I pieced this together from a couple of posts which have been linked in other answers on SO.
Upvotes: 5
Reputation: 10538
Try placing the LIMIT clause after the GROUP BY clause.
EDIT: Try this:
SELECT *
FROM accounts a1
WHERE 5 >
(
SELECT COUNT(*)
FROM accounts a2
WHERE a2.type = a1.type
AND a2.balance > a1.balance
)
This returns at most 5 accounts of each type with the biggest balances.
Upvotes: 1
Reputation: 20456
The point of an aggregate function (and the GROUP BY it requires) is to turn many rows into one row. So if you really just want the top 5 savings accounts and the top 5 chequing accounts and the top 5 USD accounts etc., what you need is more like this:
criteria: top 5 of particular account type by account_balance
SELECT account_type, account_balance FROM accounts WHERE account_type='savings'
ORDER BY account_balance DESC LIMIT 5
UNION
SELECT account_type, account_balance FROM accounts WHERE account_type='chequing'
ORDER BY account_balance DESC LIMIT 5
UNION
SELECT account_type, account_balance FROM accounts WHERE account_type='USD'
ORDER BY account_balance DESC LIMIT 5;
It's not pretty, but if you construct the SQL with a script then subbing in the account_types and concatenating together a query is straightforward.
Upvotes: 5
Reputation: 2897
This will probably do the trick, although if type
isn't indexed, it'll be sloooowwww.

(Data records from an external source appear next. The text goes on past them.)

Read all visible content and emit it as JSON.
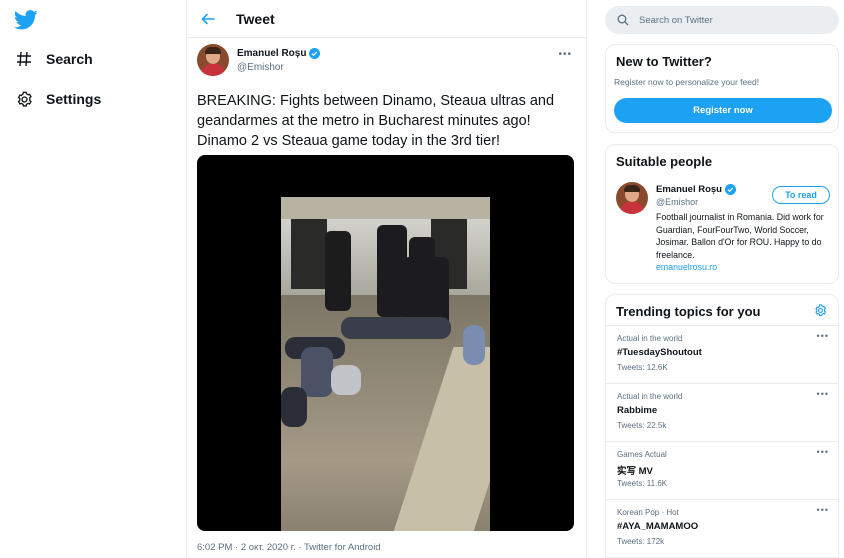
{
  "colors": {
    "accent": "#1da1f2",
    "secondary_text": "#5b7083",
    "border": "#e6ecf0",
    "search_bg": "#ebeef0"
  },
  "nav": {
    "logo_icon": "twitter-bird-icon",
    "items": [
      {
        "icon": "hash-icon",
        "label": "Search"
      },
      {
        "icon": "gear-icon",
        "label": "Settings"
      }
    ]
  },
  "header": {
    "back_icon": "back-arrow-icon",
    "title": "Tweet"
  },
  "tweet": {
    "author_name": "Emanuel Roșu",
    "author_handle": "@Emishor",
    "more": "•••",
    "text": "BREAKING: Fights between Dinamo, Steaua ultras and geandarmes at the metro in Bucharest minutes ago! Dinamo 2 vs Steaua game today in the 3rd tier!",
    "timestamp": "6:02 PM · 2 окт. 2020 г. · Twitter for Android"
  },
  "search": {
    "placeholder": "Search on Twitter"
  },
  "new_to_twitter": {
    "title": "New to Twitter?",
    "subtitle": "Register now to personalize your feed!",
    "button": "Register now"
  },
  "suitable_people": {
    "title": "Suitable people",
    "name": "Emanuel Roșu",
    "handle": "@Emishor",
    "button": "To read",
    "bio": "Football journalist in Romania. Did work for Guardian, FourFourTwo, World Soccer, Josimar. Ballon d'Or for ROU. Happy to do freelance.",
    "link": "emanuelrosu.ro"
  },
  "trends": {
    "title": "Trending topics for you",
    "items": [
      {
        "category": "Actual in the world",
        "name": "#TuesdayShoutout",
        "count": "Tweets: 12.6K",
        "more": "•••"
      },
      {
        "category": "Actual in the world",
        "name": "Rabbime",
        "count": "Tweets: 22.5k",
        "more": "•••"
      },
      {
        "category": "Games Actual",
        "name": "实写 MV",
        "count": "Tweets: 11.6K",
        "more": "•••"
      },
      {
        "category": "Korean Pop · Hot",
        "name": "#AYA_MAMAMOO",
        "count": "Tweets: 172k",
        "more": "•••"
      }
    ]
  }
}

And even with one, it's not especially fast:
SELECT a.*
FROM accounts a
LEFT JOIN accounts a2 ON (a2.type = a.type AND a2.id < a.id)
WHERE count(a2.id) < 5
GROUP BY a.id;
A better bet would be to just order
the list by type
and then use a loop at the business layer to remove the rows you don't want.
Upvotes: 0
Reputation: 6814
It appears you want to limit the number of rows returned within each group of your overall result set... this is difficult to do in a way that scales well. One technique is to perform N joins on the same table with the conditions such that the only rows that match are the top/bottom N that you want.

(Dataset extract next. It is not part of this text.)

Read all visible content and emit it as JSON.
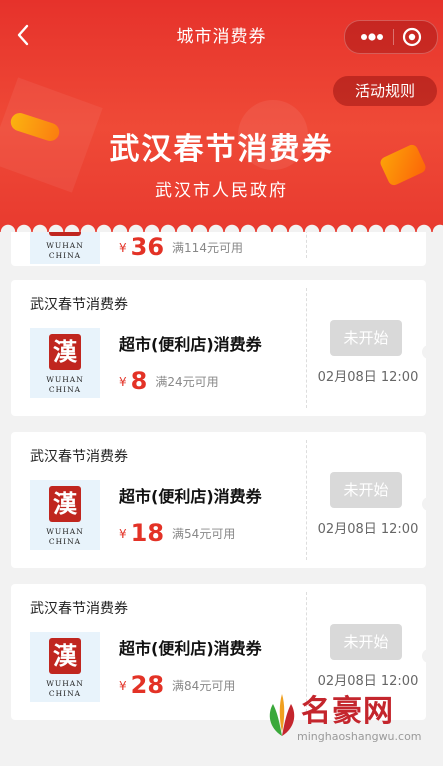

this page may offer some additional insight into your solution... although returning the top 5 in each group is going to get ugly fast.
Upvotes: 1
Reputation: 10346
I am not sure you can use a limit in the group by. You can probably use it if your group by is a sub select that returns one row/value. For example:
select * from foo order by (select foo2.id from foo2 limit 1)
I am just guessing this would work.
Upvotes: 0
Reputation:
Group by is used for aggregate functions (sums, averages...)
Is allows you to split the aggregate result into groups. You have not used one of these functions.